Asan Plenum

RELEASE EMBARGO DATE: April 29, 2015 at 9:00 AM

Panel: Reordering East Asia
Date/Time: Wednesday, April 29, 2015 / 10:45-12:00
Talking Points for: Charles Morrison, East-West Center


Despite many contemporary points of tension, the international order in East Asia, both compared to its past and compared to some other regions, is relatively stable. The United States has played a very critical role in helping to create and maintain this order and ensuring that it remains critical to its evolution for the foreseeable future.

A stable international order does not imply the absence of change or even necessarily of conflict. It suggests that change occurs in an orderly manner and that international conflicts are resolved without violence. Ideally, as has occurred in North America or Western Europe, it becomes virtually impossible for citizens of the states in the system to imagine their countries in physical conflict. But this level of international order, a true security community, remains a vision for the future in East Asia.

Important elements of a stable order have been established in East Asia. These include:

1) A relatively strong state system, with some exception for the weaker parts of divided nations. While some states face separatist threats, few face existential threats. For the most part, the states of East Asia maintain internal order and are capable of making and keeping international commitments.

2) A relatively high and growing degree of economic integration, by some measures greater than that of North America, and of human interchange.

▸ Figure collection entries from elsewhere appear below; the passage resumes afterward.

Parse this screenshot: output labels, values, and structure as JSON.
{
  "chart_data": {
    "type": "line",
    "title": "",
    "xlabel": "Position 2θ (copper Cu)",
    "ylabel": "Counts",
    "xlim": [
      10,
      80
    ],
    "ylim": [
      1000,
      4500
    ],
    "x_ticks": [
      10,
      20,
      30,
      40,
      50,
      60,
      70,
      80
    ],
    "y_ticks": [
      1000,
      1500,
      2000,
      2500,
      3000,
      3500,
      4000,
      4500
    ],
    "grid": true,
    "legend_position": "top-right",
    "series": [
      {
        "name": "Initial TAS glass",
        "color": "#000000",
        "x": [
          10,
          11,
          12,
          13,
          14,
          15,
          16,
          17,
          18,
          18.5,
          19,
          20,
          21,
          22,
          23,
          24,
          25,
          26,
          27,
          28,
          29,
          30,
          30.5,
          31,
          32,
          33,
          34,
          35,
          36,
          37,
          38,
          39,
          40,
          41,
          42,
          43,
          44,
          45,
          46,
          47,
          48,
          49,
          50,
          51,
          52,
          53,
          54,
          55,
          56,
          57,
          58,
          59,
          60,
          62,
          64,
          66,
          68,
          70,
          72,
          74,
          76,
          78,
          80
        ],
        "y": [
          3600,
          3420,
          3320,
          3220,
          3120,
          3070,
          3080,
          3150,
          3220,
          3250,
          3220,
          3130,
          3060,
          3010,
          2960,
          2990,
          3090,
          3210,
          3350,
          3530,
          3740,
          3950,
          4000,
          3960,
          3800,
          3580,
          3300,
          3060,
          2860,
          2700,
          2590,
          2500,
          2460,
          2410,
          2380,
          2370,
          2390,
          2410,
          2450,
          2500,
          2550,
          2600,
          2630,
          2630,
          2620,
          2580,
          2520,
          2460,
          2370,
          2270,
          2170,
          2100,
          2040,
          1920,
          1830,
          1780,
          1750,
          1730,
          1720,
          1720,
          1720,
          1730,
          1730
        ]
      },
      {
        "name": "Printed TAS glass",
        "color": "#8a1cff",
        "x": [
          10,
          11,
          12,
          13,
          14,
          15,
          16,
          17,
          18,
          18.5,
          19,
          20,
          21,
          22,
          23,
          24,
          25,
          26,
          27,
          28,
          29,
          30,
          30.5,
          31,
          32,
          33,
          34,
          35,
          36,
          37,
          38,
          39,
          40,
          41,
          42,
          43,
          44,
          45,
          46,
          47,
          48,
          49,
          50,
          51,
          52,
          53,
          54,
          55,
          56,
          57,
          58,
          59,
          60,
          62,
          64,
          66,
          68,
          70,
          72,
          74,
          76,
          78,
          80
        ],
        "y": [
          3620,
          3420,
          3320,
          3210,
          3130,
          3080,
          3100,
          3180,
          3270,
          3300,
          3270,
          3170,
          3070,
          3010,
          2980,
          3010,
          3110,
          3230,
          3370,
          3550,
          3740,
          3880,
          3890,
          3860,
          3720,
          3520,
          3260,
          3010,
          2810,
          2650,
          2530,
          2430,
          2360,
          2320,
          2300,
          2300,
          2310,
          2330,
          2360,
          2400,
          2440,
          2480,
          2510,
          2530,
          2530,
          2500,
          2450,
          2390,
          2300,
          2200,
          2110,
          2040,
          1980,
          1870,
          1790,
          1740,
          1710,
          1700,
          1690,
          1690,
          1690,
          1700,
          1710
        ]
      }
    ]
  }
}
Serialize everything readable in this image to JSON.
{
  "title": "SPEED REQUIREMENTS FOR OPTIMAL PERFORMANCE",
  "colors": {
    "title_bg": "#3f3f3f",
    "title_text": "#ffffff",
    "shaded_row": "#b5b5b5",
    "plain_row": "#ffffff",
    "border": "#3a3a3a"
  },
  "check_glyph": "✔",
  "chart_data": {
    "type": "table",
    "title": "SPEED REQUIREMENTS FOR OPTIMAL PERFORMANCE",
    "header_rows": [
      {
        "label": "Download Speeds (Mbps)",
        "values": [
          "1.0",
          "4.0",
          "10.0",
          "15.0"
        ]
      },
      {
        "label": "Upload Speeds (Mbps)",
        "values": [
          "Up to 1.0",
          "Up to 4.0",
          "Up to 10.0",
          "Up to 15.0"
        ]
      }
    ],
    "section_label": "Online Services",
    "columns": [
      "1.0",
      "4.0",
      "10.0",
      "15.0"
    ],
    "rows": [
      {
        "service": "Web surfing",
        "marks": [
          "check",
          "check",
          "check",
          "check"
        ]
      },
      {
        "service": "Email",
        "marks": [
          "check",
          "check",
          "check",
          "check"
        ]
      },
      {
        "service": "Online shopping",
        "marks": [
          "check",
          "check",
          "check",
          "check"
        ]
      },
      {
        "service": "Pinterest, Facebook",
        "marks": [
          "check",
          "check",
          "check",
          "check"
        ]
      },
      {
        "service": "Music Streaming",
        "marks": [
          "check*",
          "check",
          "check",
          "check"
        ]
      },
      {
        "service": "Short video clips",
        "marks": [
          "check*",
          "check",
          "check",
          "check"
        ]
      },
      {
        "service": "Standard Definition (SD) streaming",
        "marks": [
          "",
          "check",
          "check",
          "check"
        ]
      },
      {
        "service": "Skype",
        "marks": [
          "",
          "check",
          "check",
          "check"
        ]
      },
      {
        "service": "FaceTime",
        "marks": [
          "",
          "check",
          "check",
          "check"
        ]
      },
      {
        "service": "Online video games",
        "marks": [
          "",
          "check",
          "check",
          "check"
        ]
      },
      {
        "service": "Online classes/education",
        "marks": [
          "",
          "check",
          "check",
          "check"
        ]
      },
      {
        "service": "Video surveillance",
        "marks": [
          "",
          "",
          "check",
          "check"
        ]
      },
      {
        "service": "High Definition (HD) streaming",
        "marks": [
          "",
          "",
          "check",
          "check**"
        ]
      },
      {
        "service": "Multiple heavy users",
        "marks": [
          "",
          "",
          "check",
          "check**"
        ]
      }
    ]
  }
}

3) An increasingly dense set of regional and international institutions that socialize leaders into the system and encourage governments to work cooperatively on issues of common concern.

4) An equilibrating dynamic that tends to align against behavior perceived to be threatening to the prevailing order, and;

5) An increasing integration of East Asian nations into international institutions and norms.

The threats to the system come from:

1) The potential for increased great power competition.

2) Internal nationalism powered by dissatisfaction and augmented by social media.

3) The potential for irrational or self-destructive behavior.

4) Maritime territorial disputes, cross-border issues, or other events that could be a catalyst for arms build-ups or wider conflict.

5) Some combination of the above rather than any one in isolation.

These sources of threats cannot be discounted.

The United States has long been an actor within the East Asian system. The U.S. stake in the region has been rising, and U.S. society and business have been rebalancing toward Asia for decades. The rebalance as a policy thus reflects what has been going on anyway rather than leads, and will continue, whether or not it is labeled. In its own interests, the United States will be an engaged actor in East Asia.
The US-centric alliance system is a status quo oriented plank of the East Asian security architecture. It would be destabilizing either to withdraw it or to dramatically augment it in some fashion. The rebalancing elements that exist are incremental and non-destabilizing.

“The rise of Asia” is a continuing trend that is powered by underlying and long-term dynamics. The challenge for the United States is to work constructively with East Asian countries and in consonance with this trend, not just to strengthen the regional order, but also the global one.


The views expressed herein do not necessarily reflect the views of the Asan Institute for Policy Studies.